PYSPARK_DRIVER_PYTHON=ipython ./bin/pyspark --master local[4]


from pyspark import SparkContext, SparkConf

conf = SparkConf().setAppName('myspark').setMaster("local[4]")
sc = SparkContext(conf=conf)


PySpark 支持 Hadoop, local file system, HDFS, Cassandra, HBase, Amazon S3, etc. Spark supports text files, SequenceFiles, and any other Hadoop InputFormat.


data = [1, 2, 3, 4, 5]
# 多cpu并行计算，如sc.parallelize(data, 4)
distData = sc.parallelize(data)
distData.reduce(lambda a, b: a + b)


distFile = sc.textFile("README.md")
# 计算行数
distFile.map(lambda s: len(s)).reduce(lambda a, b: a + b)


rdd = sc.parallelize(range(1, 4)).map(lambda x: (x, "a" * x))
rdd.saveAsSequenceFile("1.txt")
sorted(sc.sequenceFile("1.txt").collect())


./bin/pyspark --jars /path/to/elasticsearch-hadoop.jar

conf = {"es.resource" : "index/type"}  # assume Elasticsearch is running on localhost defaults
rdd = sc.newAPIHadoopRDD("org.elasticsearch.hadoop.mr.EsInputFormat",
                             "org.apache.hadoop.io.NullWritable",
                             "org.elasticsearch.hadoop.mr.LinkedMapWritable",
                             conf=conf)
rdd.first()  # the result is a MapWritable that is converted to a Python dict
(u'Elasticsearch ID',
 {u'field1': True,
  u'field2': u'Some Text',
  u'field3': 12345})


lines = sc.textFile("data.txt")
lineLengths = lines.map(lambda s: len(s))
# 等下还需要使用时，可以持久化
lineLengths.persist()
totalLength = lineLengths.reduce(lambda a, b: a + b)

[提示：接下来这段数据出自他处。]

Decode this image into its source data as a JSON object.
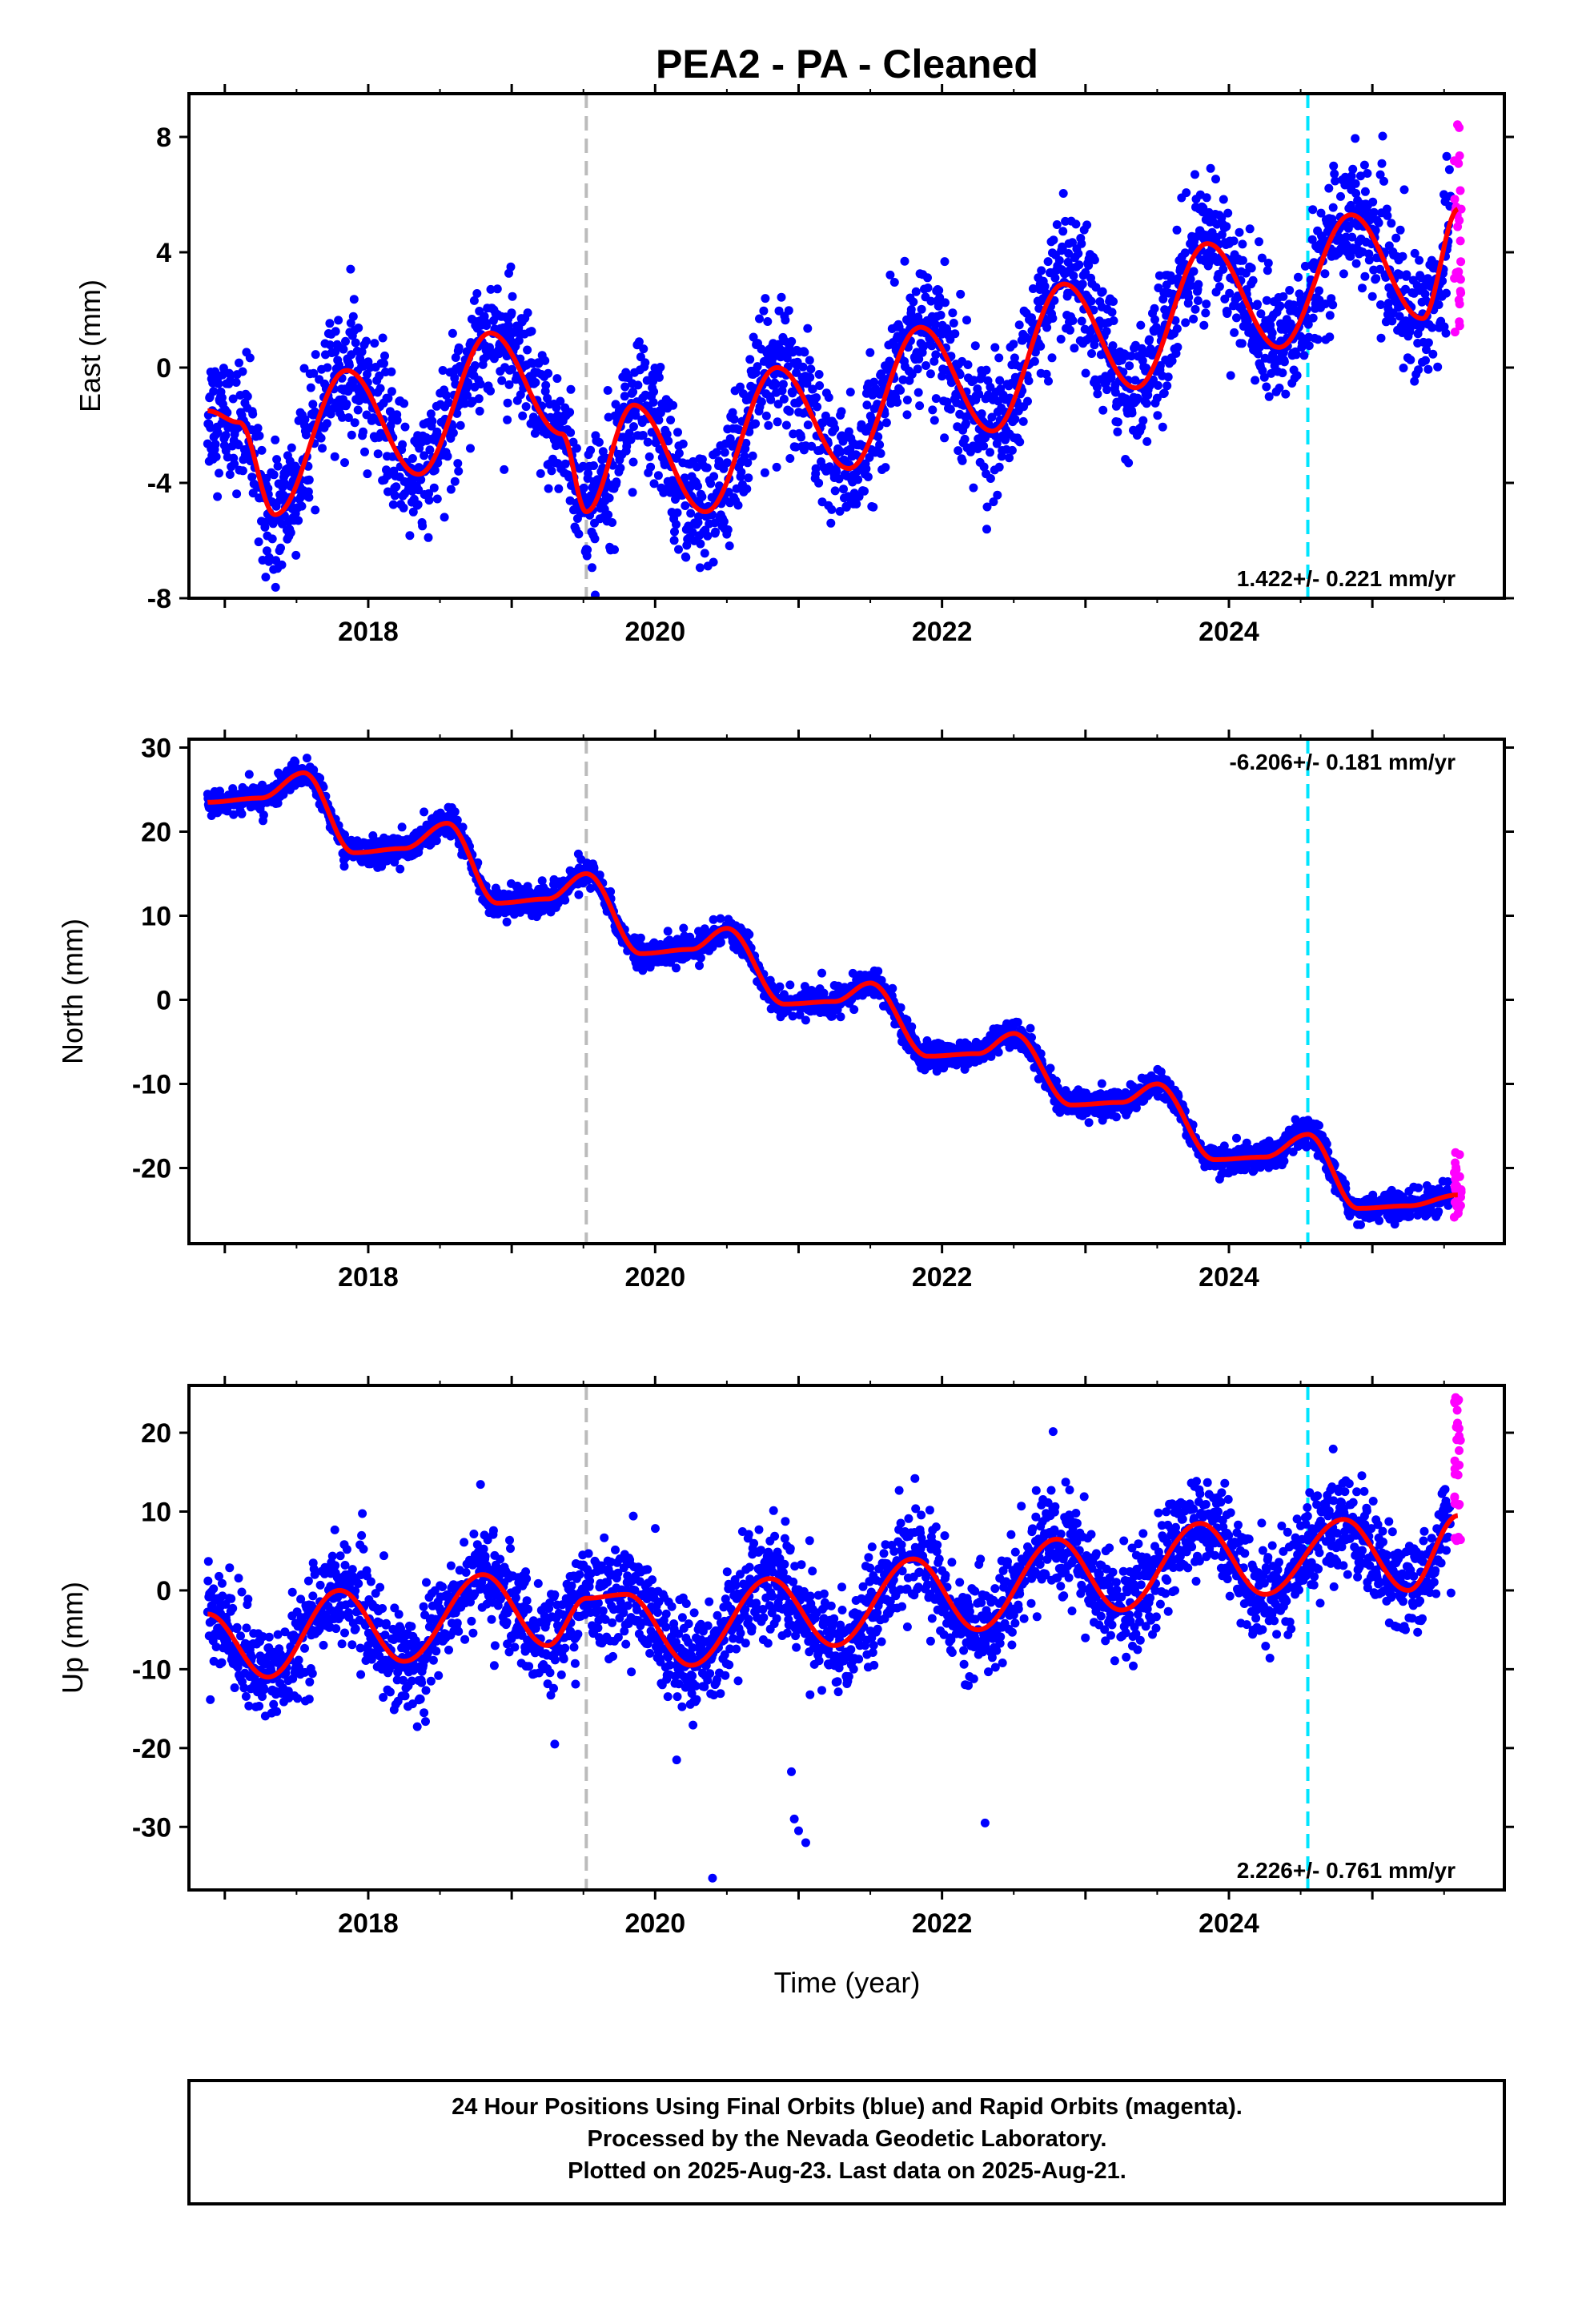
{
  "chart_data": {
    "type": "scatter",
    "title": "PEA2  - PA - Cleaned",
    "xlabel": "Time (year)",
    "xlim": [
      2016.75,
      2025.92
    ],
    "x_ticks": [
      "2018",
      "2020",
      "2022",
      "2024"
    ],
    "grey_dashed_line_x": 2019.52,
    "cyan_dashed_line_x": 2024.55,
    "colors": {
      "final_orbits": "#0000ff",
      "rapid_orbits": "#ff00ff",
      "model_fit": "#ff0000",
      "grey_line": "#bbbbbb",
      "cyan_line": "#00e5ff"
    },
    "panels": [
      {
        "name": "east",
        "ylabel": "East (mm)",
        "ylim": [
          -8,
          9.5
        ],
        "y_ticks": [
          "8",
          "4",
          "0",
          "-4",
          "-8"
        ],
        "y_tick_values": [
          8,
          4,
          0,
          -4,
          -8
        ],
        "rate_label": "1.422+/- 0.221 mm/yr",
        "rate_position": "bottom-right",
        "model": {
          "start_value": -1.5,
          "rate": 1.422,
          "seasonal_amplitude": 2.6,
          "seasonal_phase_year": 2017.87,
          "offset_at": 2019.52,
          "offset": 2.6
        },
        "scatter_noise": 1.1,
        "rapid_range": [
          1.2,
          9.1
        ],
        "model_fit": [
          {
            "x": 2016.88,
            "y": -1.5
          },
          {
            "x": 2017.1,
            "y": -1.9
          },
          {
            "x": 2017.35,
            "y": -5.1
          },
          {
            "x": 2017.85,
            "y": -0.1
          },
          {
            "x": 2018.35,
            "y": -3.7
          },
          {
            "x": 2018.85,
            "y": 1.2
          },
          {
            "x": 2019.35,
            "y": -2.3
          },
          {
            "x": 2019.52,
            "y": -5.0
          },
          {
            "x": 2019.85,
            "y": -1.3
          },
          {
            "x": 2020.35,
            "y": -5.0
          },
          {
            "x": 2020.85,
            "y": 0.0
          },
          {
            "x": 2021.35,
            "y": -3.5
          },
          {
            "x": 2021.85,
            "y": 1.4
          },
          {
            "x": 2022.35,
            "y": -2.2
          },
          {
            "x": 2022.85,
            "y": 2.9
          },
          {
            "x": 2023.35,
            "y": -0.7
          },
          {
            "x": 2023.85,
            "y": 4.3
          },
          {
            "x": 2024.35,
            "y": 0.7
          },
          {
            "x": 2024.85,
            "y": 5.3
          },
          {
            "x": 2025.35,
            "y": 1.7
          },
          {
            "x": 2025.6,
            "y": 5.5
          }
        ]
      },
      {
        "name": "north",
        "ylabel": "North (mm)",
        "ylim": [
          -29,
          31
        ],
        "y_ticks": [
          "30",
          "20",
          "10",
          "0",
          "-10",
          "-20"
        ],
        "y_tick_values": [
          30,
          20,
          10,
          0,
          -10,
          -20
        ],
        "rate_label": "-6.206+/- 0.181 mm/yr",
        "rate_position": "top-right",
        "model": {
          "start_value": 23.5,
          "rate": -6.206,
          "seasonal_amplitude": 3.2,
          "seasonal_phase_year": 2017.5,
          "offset_at": 2019.52,
          "offset": 0
        },
        "scatter_noise": 0.8,
        "rapid_range": [
          -26,
          -18
        ],
        "model_fit": [
          {
            "x": 2016.88,
            "y": 23.5
          },
          {
            "x": 2017.25,
            "y": 24.0
          },
          {
            "x": 2017.55,
            "y": 27.0
          },
          {
            "x": 2017.9,
            "y": 17.5
          },
          {
            "x": 2018.25,
            "y": 18.0
          },
          {
            "x": 2018.55,
            "y": 21.0
          },
          {
            "x": 2018.9,
            "y": 11.5
          },
          {
            "x": 2019.25,
            "y": 12.0
          },
          {
            "x": 2019.52,
            "y": 15.0
          },
          {
            "x": 2019.9,
            "y": 5.5
          },
          {
            "x": 2020.25,
            "y": 6.0
          },
          {
            "x": 2020.5,
            "y": 8.5
          },
          {
            "x": 2020.9,
            "y": -0.5
          },
          {
            "x": 2021.25,
            "y": -0.2
          },
          {
            "x": 2021.5,
            "y": 2.0
          },
          {
            "x": 2021.9,
            "y": -6.7
          },
          {
            "x": 2022.25,
            "y": -6.4
          },
          {
            "x": 2022.5,
            "y": -4.0
          },
          {
            "x": 2022.9,
            "y": -12.5
          },
          {
            "x": 2023.25,
            "y": -12.2
          },
          {
            "x": 2023.5,
            "y": -10.0
          },
          {
            "x": 2023.9,
            "y": -19.0
          },
          {
            "x": 2024.25,
            "y": -18.7
          },
          {
            "x": 2024.55,
            "y": -16.0
          },
          {
            "x": 2024.9,
            "y": -24.8
          },
          {
            "x": 2025.25,
            "y": -24.5
          },
          {
            "x": 2025.6,
            "y": -23.2
          }
        ]
      },
      {
        "name": "up",
        "ylabel": "Up (mm)",
        "ylim": [
          -38,
          26
        ],
        "y_ticks": [
          "20",
          "10",
          "0",
          "-10",
          "-20",
          "-30"
        ],
        "y_tick_values": [
          20,
          10,
          0,
          -10,
          -20,
          -30
        ],
        "rate_label": "2.226+/- 0.761 mm/yr",
        "rate_position": "bottom-right",
        "model": {
          "start_value": -3.0,
          "rate": 2.226,
          "seasonal_amplitude": 5.5,
          "seasonal_phase_year": 2017.8,
          "offset_at": 2019.52,
          "offset": 0
        },
        "scatter_noise": 3.2,
        "rapid_range": [
          6,
          24.5
        ],
        "outliers": [
          {
            "x": 2020.4,
            "y": -36.5
          },
          {
            "x": 2020.95,
            "y": -23.0
          },
          {
            "x": 2020.97,
            "y": -29.0
          },
          {
            "x": 2021.05,
            "y": -32.0
          },
          {
            "x": 2021.0,
            "y": -30.5
          },
          {
            "x": 2022.3,
            "y": -29.5
          },
          {
            "x": 2019.3,
            "y": -19.5
          },
          {
            "x": 2020.15,
            "y": -21.5
          }
        ],
        "model_fit": [
          {
            "x": 2016.88,
            "y": -3.0
          },
          {
            "x": 2017.3,
            "y": -11.0
          },
          {
            "x": 2017.8,
            "y": 0.0
          },
          {
            "x": 2018.25,
            "y": -9.0
          },
          {
            "x": 2018.8,
            "y": 2.0
          },
          {
            "x": 2019.25,
            "y": -7.0
          },
          {
            "x": 2019.52,
            "y": -1.0
          },
          {
            "x": 2019.8,
            "y": -0.5
          },
          {
            "x": 2020.25,
            "y": -9.5
          },
          {
            "x": 2020.8,
            "y": 1.5
          },
          {
            "x": 2021.25,
            "y": -7.0
          },
          {
            "x": 2021.8,
            "y": 4.0
          },
          {
            "x": 2022.25,
            "y": -5.0
          },
          {
            "x": 2022.8,
            "y": 6.5
          },
          {
            "x": 2023.25,
            "y": -2.5
          },
          {
            "x": 2023.8,
            "y": 8.5
          },
          {
            "x": 2024.25,
            "y": -0.5
          },
          {
            "x": 2024.8,
            "y": 9.0
          },
          {
            "x": 2025.25,
            "y": 0.0
          },
          {
            "x": 2025.6,
            "y": 9.5
          }
        ]
      }
    ]
  },
  "notes": {
    "line1": "24 Hour Positions Using Final Orbits (blue) and Rapid Orbits (magenta).",
    "line2": "Processed by the Nevada Geodetic Laboratory.",
    "line3": "Plotted on 2025-Aug-23. Last data on 2025-Aug-21."
  }
}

# 不能使用全局变量 global，应该使用accumulator
accum = sc.accumulator(0)
sc.parallelize([1, 2, 3, 4]).foreach(lambda x: accum.add(x))
accum.value  #100


rdd.collect().foreach(println)  #这样打印有可能内存溢出
#打印少数元素
rdd.take(100).foreach(println)


pairs = sc.parallelize([1, 2, 3, 4]).map(lambda s: (s, 1))
counts = pairs.reduceByKey(lambda a, b: a + b)